WikiLeaks prosectors ordered to conduct "due diligence"

Military judge Col. Denise Lind has ordered Army prosecutors to account for their actions after the defense alleged the Pentagon withheld evidence from lawyers representing Pfc. Bradley Manning.



Lind also asked military prosecutors to hand over a wide range of “damage assessments” authored by a number of government agencies including the CIA, FBI, State dDepartment and the Office of the National Counterintelligence Executive, or ONCIX.



“Normally, these games are not played,” Manning defense attorney Coombs said during a pre-trial hearing on Monday. “You hand over discovery and let the facts speak. You don’t play hide the ball, and that’s what the government’s been doing.”



Unsurprisingly, the prosecution rebuffed the accusations, instead insisting it had met all its legal obligations to Manning. “The defense is receiving the information they’re entitled to receive,”  claimed Major Ashden Fein.

Meanwhile, Manning supporters told the UK-based Guardian any information the government was forced to divulge would prove beneficial to Bradley’s defense efforts.

“Ultimately any ruling in favor of the truth is going to favor Manning because the facts support his case that he didn’t cause harm to national security,” said Zack Pesavento of the Bradley Manning support network. “What he did was a good thing – WikiLeaks played a key role in precipitating and promoting the Arab Spring.”

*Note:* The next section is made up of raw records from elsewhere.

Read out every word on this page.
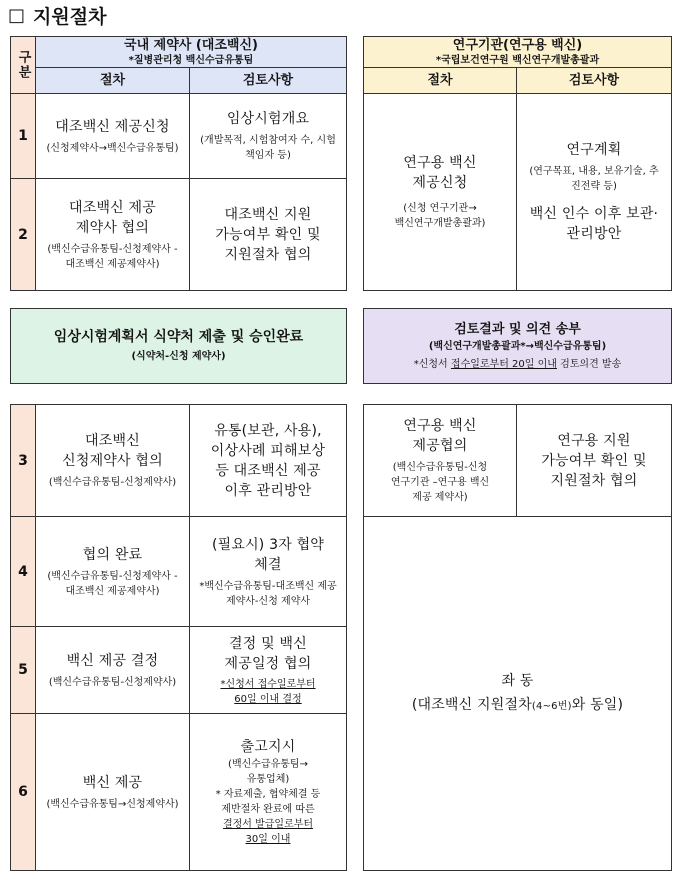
□ 지원절차
구분
국내 제약사 (대조백신)
*질병관리청 백신수급유통팀
절차	검토사항
1
대조백신 제공신청
(신청제약사→백신수급유통팀)
임상시험개요
(개발목적, 시험참여자 수, 시험책임자 등)
2
대조백신 제공
제약사 협의
(백신수급유통팀-신청제약사 -대조백신 제공제약사)
대조백신 지원
가능여부 확인 및
지원절차 협의
연구기관(연구용 백신)
*국립보건연구원 백신연구개발총괄과
절차	검토사항
연구용 백신
제공신청
(신청 연구기관→
백신연구개발총괄과)
연구계획
(연구목표, 내용, 보유기술, 추진전략 등)
백신 인수 이후 보관·
관리방안
임상시험계획서 식약처 제출 및 승인완료
(식약처-신청 제약사)
검토결과 및 의견 송부
(백신연구개발총괄과*→백신수급유통팀)
*신청서 접수일로부터 20일 이내 검토의견 발송
3
대조백신
신청제약사 협의
(백신수급유통팀-신청제약사)
유통(보관, 사용),
이상사례 피해보상
등 대조백신 제공
이후 관리방안
4
협의 완료
(백신수급유통팀-신청제약사 -대조백신 제공제약사)
(필요시) 3자 협약
체결
*백신수급유통팀-대조백신 제공 제약사-신청 제약사
5
백신 제공 결정
(백신수급유통팀-신청제약사)
결정 및 백신
제공일정 협의
*신청서 접수일로부터
60일 이내 결정
6
백신 제공
(백신수급유통팀→신청제약사)
출고지시
(백신수급유통팀→
유통업체)
* 자료제출, 협약체결 등
제반절차 완료에 따른
결정서 발급일로부터
30일 이내
연구용 백신
제공협의
(백신수급유통팀-신청
연구기관 –연구용 백신
제공 제약사)
연구용 지원
가능여부 확인 및
지원절차 협의
좌 동
(대조백신 지원절차(4~6번)와 동일)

As TG Daily previously reported, the former army intelligence analyst faces a total of 22 charges – including aiding the enemy – after thousands of classified documents allegedly downloaded by the soldier ended up on WikiLeaks. If found guilty, the Pfc. is likely to spend the rest of his life in a military brig without the possibility of parole.

Although the Pentagon appears set on making an example out of Manning, a number of organizations, activists and artists have leapt to his defense, claiming the Pfc. shouldn’t be punished for his role in leaking secret documents about the wars in Iraq and Afghanistan. In addition, many have questioned whether the Pentagon is even capable of offering Manning a fair trial.

“I don’t think anyone disagrees that the government has enough evidence to start a court martial proceeding. The question is whether they should be proceeding,” Daniel Ellsberg, who leaked the Pentagon Papers in 1971, told The Guardian back in December 2011.

“It’s outrageous for two reasons. How can there be a fair court martial when the commander in chief, president Obama himself, pronounced that he is guilty [of breaking the law]? Secondly, he [was] subjected to 10 and a half months of clearly abusive treatment that in my opinion was immoral and illegal.”